Des culturistes s'entraînent sur une petite musique jazzy, qui transpire autant la routine que la folie. On muscle tout : le bras, le ventre, les mains, chaque organe a sa machine dédiée C'est très mécanique, le bruit de la fonte en fond.
Werner Herzog dans ce premier film (un court métrage de 9 minutes) nous entraîne dans une somme douteuse de confrontations imaginaires entre le culturisme et les malheurs du réel : l'occasion d’alterner séquences d’entraînements (rigoureux, calibrés, maitrisés) et séquences de drames chaotiques piochées à travers le monde (âmes sensibles s'abstenir).
L'alternance des plans, au service de la suggestion, joue notamment sur les multiples échelles. Un gros plan sur le muscle, un plan moyen sur le corps entier ; entre un biceps que l'on contracte et un homme en séance d'abdominaux, la pliure semble la même. Tous les muscles du dos dépassent quand ils font des tractions, ça s'emboite et ça s'articule explicitement, jusque dans les plus « petits » détails. L’homme devient la somme sublimée de ses muscles. Il contracte à fond devant le jury, jusque dans le sourire. Sa petite tête est rigolote sur son corps énorme tout badigeonné pour briller.

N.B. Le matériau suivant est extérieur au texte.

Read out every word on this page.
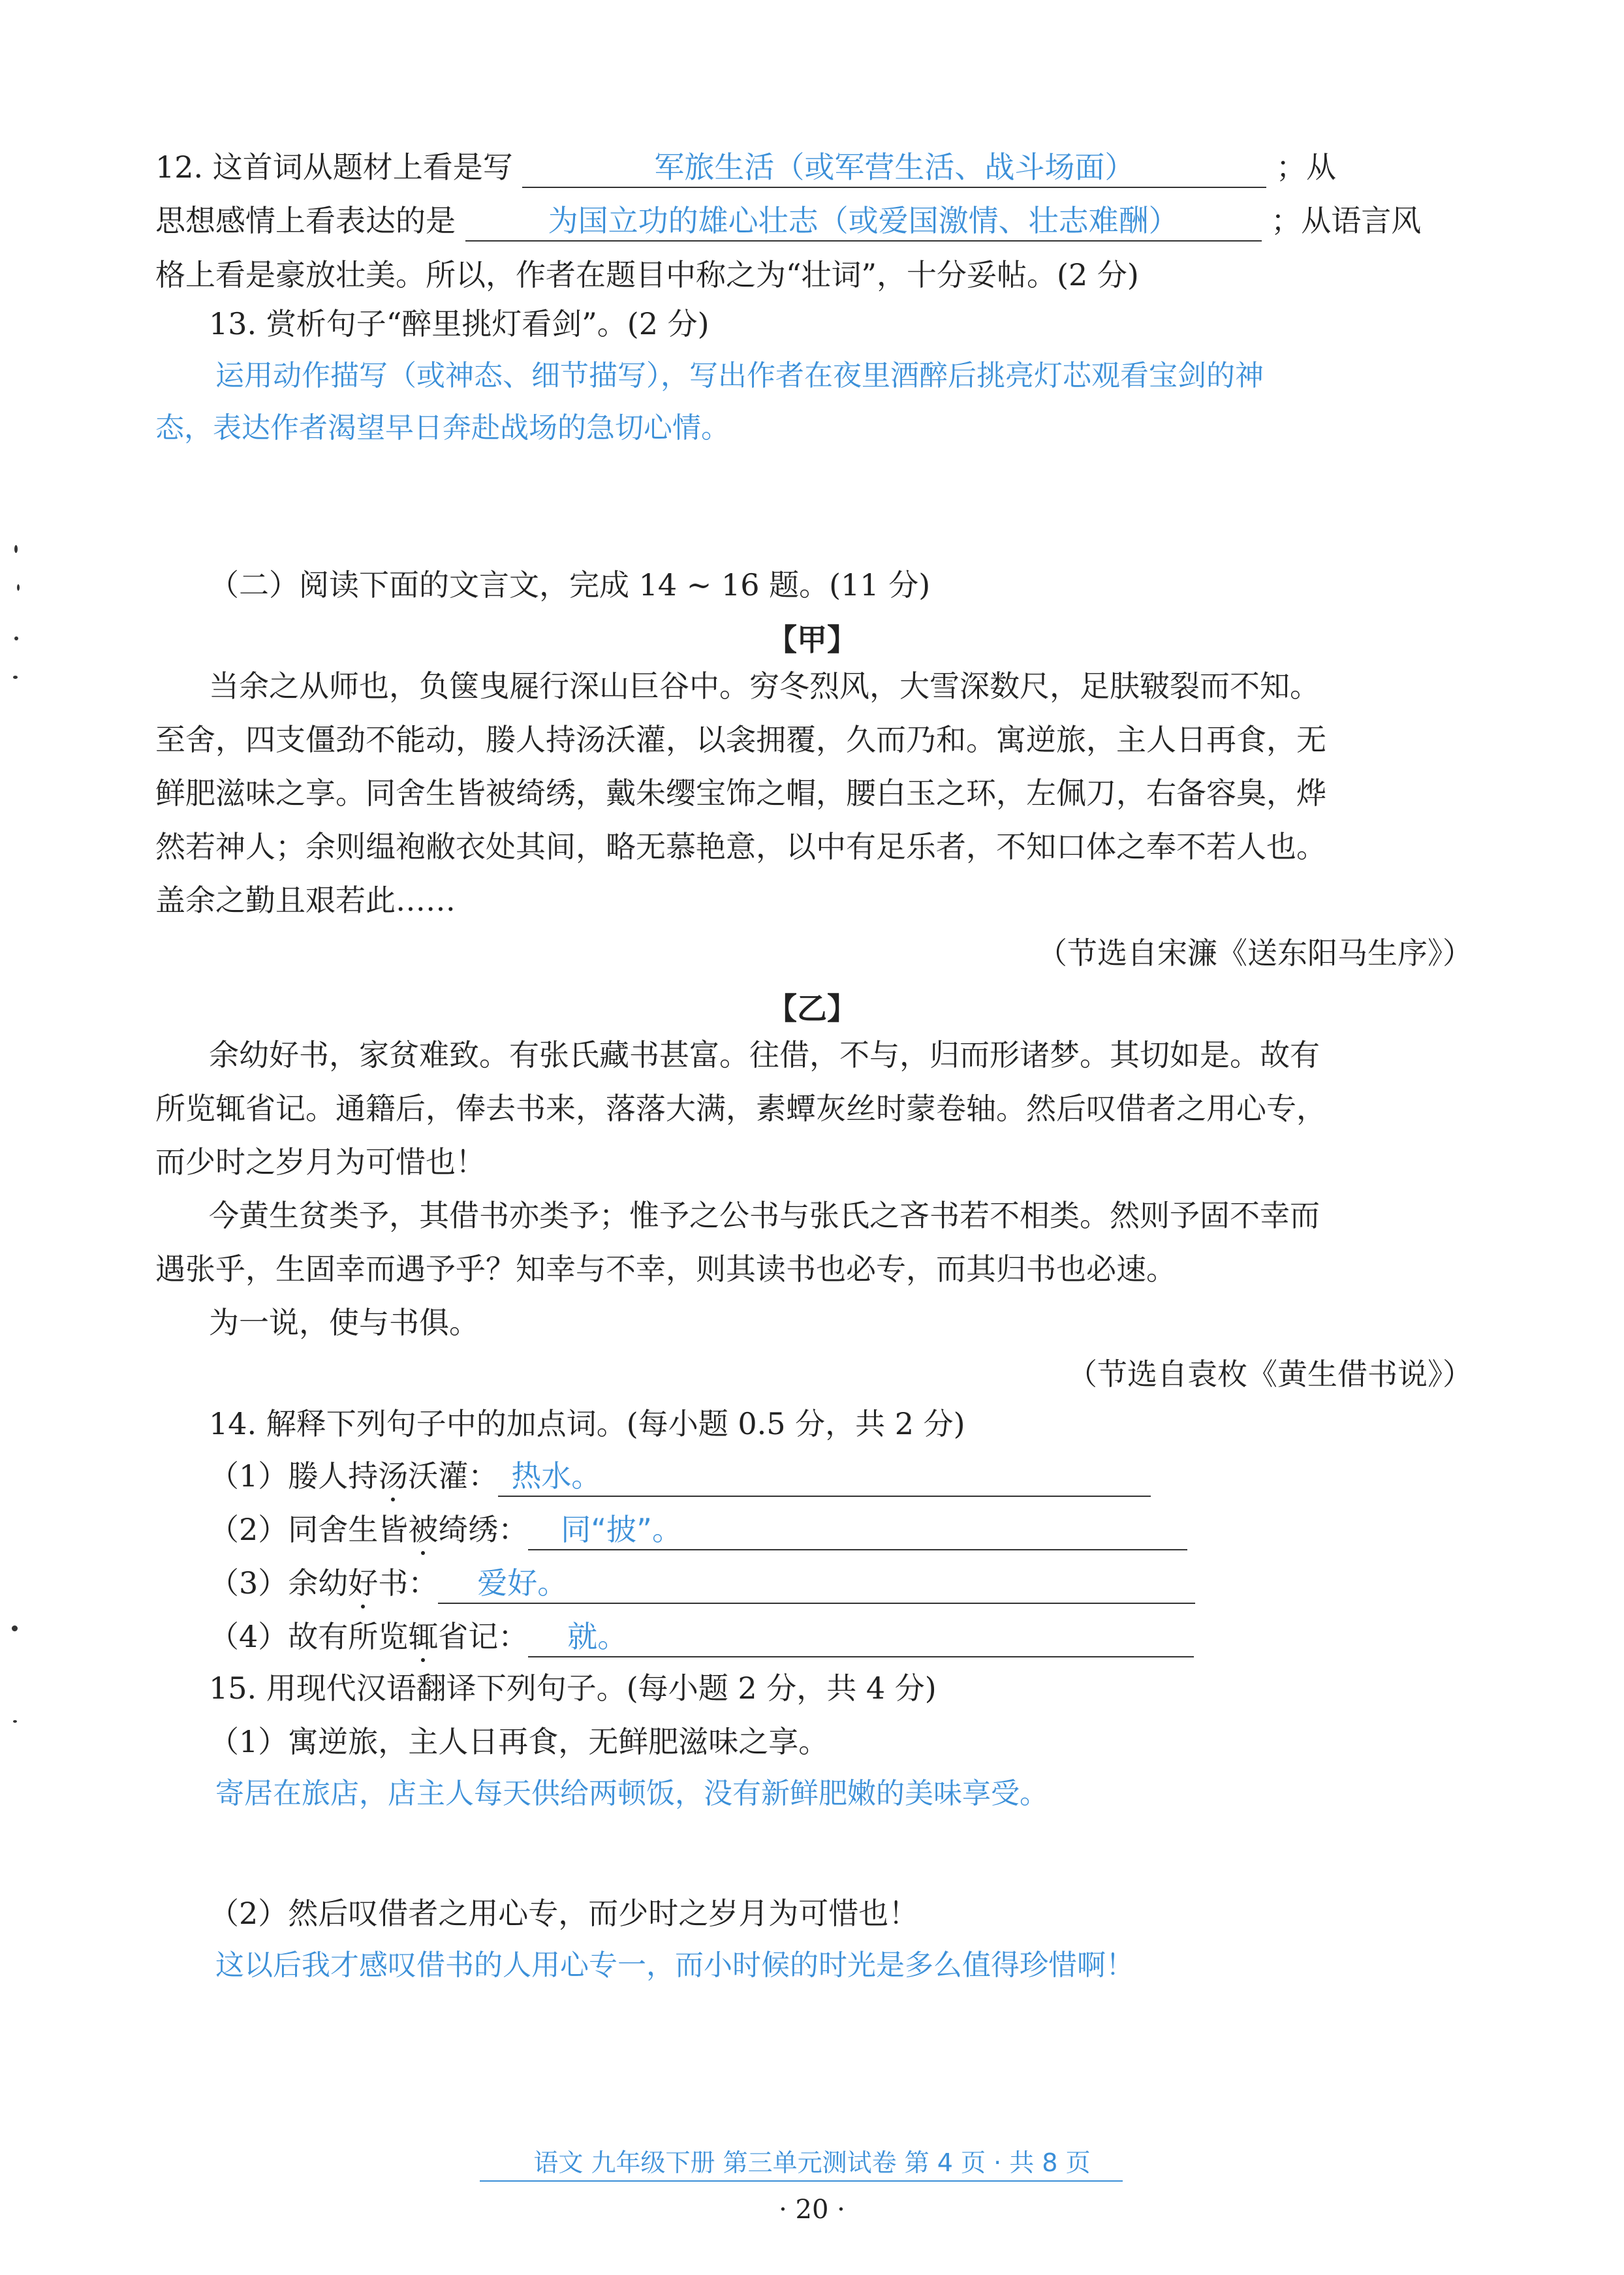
12. 这首词从题材上看是写	军旅生活（或军营生活、战斗场面）	；从
思想感情上看表达的是	为国立功的雄心壮志（或爱国激情、壮志难酬）	；从语言风
格上看是豪放壮美。所以，作者在题目中称之为“壮词”，十分妥帖。(2 分)
13. 赏析句子“醉里挑灯看剑”。(2 分)
运用动作描写（或神态、细节描写），写出作者在夜里酒醉后挑亮灯芯观看宝剑的神
态，表达作者渴望早日奔赴战场的急切心情。
（二）阅读下面的文言文，完成 14 ~ 16 题。(11 分)
【甲】
当余之从师也，负箧曳屣行深山巨谷中。穷冬烈风，大雪深数尺，足肤皲裂而不知。
至舍，四支僵劲不能动，媵人持汤沃灌，以衾拥覆，久而乃和。寓逆旅，主人日再食，无
鲜肥滋味之享。同舍生皆被绮绣，戴朱缨宝饰之帽，腰白玉之环，左佩刀，右备容臭，烨
然若神人；余则缊袍敝衣处其间，略无慕艳意，以中有足乐者，不知口体之奉不若人也。
盖余之勤且艰若此……
（节选自宋濂《送东阳马生序》）
【乙】
余幼好书，家贫难致。有张氏藏书甚富。往借，不与，归而形诸梦。其切如是。故有
所览辄省记。通籍后，俸去书来，落落大满，素蟫灰丝时蒙卷轴。然后叹借者之用心专，
而少时之岁月为可惜也！
今黄生贫类予，其借书亦类予；惟予之公书与张氏之吝书若不相类。然则予固不幸而
遇张乎，生固幸而遇予乎？知幸与不幸，则其读书也必专，而其归书也必速。
为一说，使与书俱。
（节选自袁枚《黄生借书说》）
14. 解释下列句子中的加点词。(每小题 0.5 分，共 2 分)
（1）媵人持汤沃灌： 热水。
（2）同舍生皆被绮绣： 同“披”。
（3）余幼好书： 爱好。
（4）故有所览辄省记： 就。
15. 用现代汉语翻译下列句子。(每小题 2 分，共 4 分)
（1）寓逆旅，主人日再食，无鲜肥滋味之享。
寄居在旅店，店主人每天供给两顿饭，没有新鲜肥嫩的美味享受。
（2）然后叹借者之用心专，而少时之岁月为可惜也！
这以后我才感叹借书的人用心专一，而小时候的时光是多么值得珍惜啊！
语文 九年级下册 第三单元测试卷 第 4 页 · 共 8 页
· 20 ·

Le fond sonore vaut bien la musique psychédélique de Popol Vuh. Sous un petit air jazzy de salon, on entend la fonte ; celle que l'on pose et que l'on soulève, et que l'on soulève et que l'on pose encore ; ce bruit de métal plein qui sonne creux, mais qui sonne aussi l'effort rituel, le dépassement, la transe. C'est réconfortant comme du linge chaud qui sort de la machine.
Mais voilà, comme souvent chez Herzog, à force de fouiller le linge, vous tombez sur un truc sec et mort : c'est Minouche votre chat, que vous aviez oublié dans la machine.
Werner Herzog insère des scènes de divers trucs plus ou moins graves de l'époque moderne, introduites chaque fois d'une question en carton qui s'affiche en blanc, et qui fait référence aux travaux d'Hercule : ça va des bouchons sur la route (saura-t-il tuer l'hydre de Lerne ?) à la pollution industrielle (saura-t-il nettoyer les écuries d'Augias ?), en passant par un grave accident de voiture de course qui percute le public (saura-t-il capturer les cavales de Diomède ?).
Une accumulation d'images, parfois extrêmement violentes. Les bouchons et la mort au même niveau, déroutant.
Une telle somme d'images vient casser brutalement le sentiment d'osmose, de l'esprit satisfait d'être à la pointe du corps travaillé. Le sentiment du chaos extérieur n'en est que plus brutal. Le monde gigote et s'entasse tant, qu'on ne saurait plus par quel bout le plier. Le multi-échelle trouve sa limite violemment exposée : le muscle – le corps – (rupture) – le monde.
L'homme comme souvent chez Werner Herzog, est ramené au fantasme d'un territoire imaginaire (psychique ou physique) en quête duquel on se mettrait pour vaincre le réel. Les limites violemment exposées non seulement du culte du surhomme, mais du culte tout court de quoi que ce soit, servent par contre un certain romantisme de l'idéal impossible. La place de l'homme dans le monde passerait par la conscience de l'homme de ses propres limites, et de l’hostilité globale du monde envers lui. Les hommes ne peuvent espérer aucun véritable secours.
Prisonnier d'une condition étrange liée à sa réflexivité, l'homme est autant témoin de sa vulnérabilité qu'incapable de la régler. Sensible à l'hostilité qui se loge aux frontières de chacune de ses réalités, l'homme cherche malgré tout à dépasser ses limites, comme pour montrer au réel qu’il se trompe. La douleur, alors, est inévitable.
Le plus étrange serait de le faire en souriant, imperturbablement. La comparaison au personnage d'Hercule relève tout le burlesque. Ou l’héroïcomique, je sais jamais. Héraclès, l'homme qui tuait des vipères au berceau. L'homme en quête d'apothéose, qui aurait probablement fait un peu d’aérobic sur l’échelle de Jacob s’il avait pu.
Ici l'apothéose, au sens davantage d’un climax de mise en scène, réside comme souvent chez Werner Herzog dans les images finales. Le documentaire se termine en un très gros plan de petites fesses musclées sous un slip blanc et bien bombé, lors d'un retour aux vestiaires.